Water flows through the tube shown in figure. The areas of cross section of the wide and the narrow portions of the tube are 5 cm² and 2 cm² respectively. The rate of flow of water through the tube is 500 cm³ s⁻¹. Find the difference of mercury levels in the U-tube.

Answer 1

Given:
Area of cross section of the wide portions of the tube, a_a = 5 cm²
Area of cross section of the narrow portions of the tube, a_b= 2 cm² 
Now, let v_a and v_b be the speeds of water at A and B, respectively.
Rate of flow of water through the tube = 500 cm³/s

\[\Rightarrow v_A = \left( \frac{500}{5} \right) = 100 cm/s\]

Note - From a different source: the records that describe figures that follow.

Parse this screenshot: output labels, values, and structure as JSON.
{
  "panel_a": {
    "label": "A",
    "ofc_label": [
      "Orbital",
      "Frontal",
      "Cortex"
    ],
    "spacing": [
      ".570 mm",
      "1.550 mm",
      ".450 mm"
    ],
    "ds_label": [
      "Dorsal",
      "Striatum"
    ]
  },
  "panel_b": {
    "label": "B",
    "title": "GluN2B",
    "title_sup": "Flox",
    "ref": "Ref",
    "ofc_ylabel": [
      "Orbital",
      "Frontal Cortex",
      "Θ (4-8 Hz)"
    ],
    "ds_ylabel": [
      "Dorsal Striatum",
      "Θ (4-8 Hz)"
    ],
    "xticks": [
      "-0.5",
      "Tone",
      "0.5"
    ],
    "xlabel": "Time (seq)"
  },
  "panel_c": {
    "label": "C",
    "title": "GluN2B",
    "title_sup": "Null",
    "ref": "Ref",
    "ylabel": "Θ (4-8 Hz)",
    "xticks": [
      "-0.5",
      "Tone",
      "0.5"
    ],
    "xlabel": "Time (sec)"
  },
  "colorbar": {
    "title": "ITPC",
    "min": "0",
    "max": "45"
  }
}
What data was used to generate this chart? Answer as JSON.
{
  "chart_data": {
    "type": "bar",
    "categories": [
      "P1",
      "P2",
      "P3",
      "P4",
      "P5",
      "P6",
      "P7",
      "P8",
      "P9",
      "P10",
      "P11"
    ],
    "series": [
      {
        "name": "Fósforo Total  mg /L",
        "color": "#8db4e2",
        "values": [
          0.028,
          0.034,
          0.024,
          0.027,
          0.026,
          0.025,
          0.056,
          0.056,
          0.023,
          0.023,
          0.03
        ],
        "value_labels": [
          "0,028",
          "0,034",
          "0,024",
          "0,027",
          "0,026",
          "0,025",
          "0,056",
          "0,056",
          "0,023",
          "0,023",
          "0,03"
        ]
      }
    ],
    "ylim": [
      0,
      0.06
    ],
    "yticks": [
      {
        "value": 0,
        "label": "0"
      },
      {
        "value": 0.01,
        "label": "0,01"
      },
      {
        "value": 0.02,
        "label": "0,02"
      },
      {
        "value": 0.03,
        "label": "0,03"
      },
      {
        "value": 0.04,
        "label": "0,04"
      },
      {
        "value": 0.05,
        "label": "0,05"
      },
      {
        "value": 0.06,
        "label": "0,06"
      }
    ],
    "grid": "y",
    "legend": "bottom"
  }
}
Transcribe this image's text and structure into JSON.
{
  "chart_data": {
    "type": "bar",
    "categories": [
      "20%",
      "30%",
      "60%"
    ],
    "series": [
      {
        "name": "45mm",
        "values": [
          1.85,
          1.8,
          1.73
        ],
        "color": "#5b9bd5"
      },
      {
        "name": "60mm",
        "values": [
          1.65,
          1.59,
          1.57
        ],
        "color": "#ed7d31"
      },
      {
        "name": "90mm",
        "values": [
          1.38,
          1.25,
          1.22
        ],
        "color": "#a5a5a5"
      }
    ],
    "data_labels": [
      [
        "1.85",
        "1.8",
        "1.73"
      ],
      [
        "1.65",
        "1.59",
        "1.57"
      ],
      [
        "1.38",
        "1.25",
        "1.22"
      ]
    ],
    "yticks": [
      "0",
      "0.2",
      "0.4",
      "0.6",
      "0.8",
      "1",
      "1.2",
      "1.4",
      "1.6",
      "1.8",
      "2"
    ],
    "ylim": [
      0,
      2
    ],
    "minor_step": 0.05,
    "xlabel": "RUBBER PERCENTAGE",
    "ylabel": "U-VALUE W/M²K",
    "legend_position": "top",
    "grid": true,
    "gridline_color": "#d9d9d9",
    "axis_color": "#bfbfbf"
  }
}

From the equation of continuity, we have: 

\[ v_A a_A = v_B a_B \]

\[ \Rightarrow \frac{v_A}{v_B} = \frac{a_B}{a_A} = \frac{2}{5}\]

\[ \Rightarrow 5 v_A = 2 v_B \]

\[ \Rightarrow v_B = \left( \frac{5}{2} \right) v_A . . . (i)\]

From the Bernoulli's equation, we have: 

\[\frac{1}{2}\rho v_A^2 +ρg h_A + p_A = \frac{1}{2}\rho v_B^2 + ρg h_B + p_B \]

\[ \Rightarrow p_A - p_B = \frac{1}{2}\left[ p\left( v_B^2 - v_A^2 \right) \right]\]

Here,
ρ is the density of the fluid.
p_A and p_B are the pressures at A and B.
h is the difference of the mercury levels in the U-tube.

Now,

\[h \times 13 . 6 \times 980 = \frac{1}{2} \times 1 \times \frac{21}{4}(100 )^2           [\text{Using }(i)]\]

\[ \Rightarrow h = \frac{21 \times (100 )^2}{2 \times 13 . 6 \times 980 \times 4} [ \because p_A - p_B ]\]

\[ = 1 . 969 cm\]

Therefore, the required difference is 1.969 cm.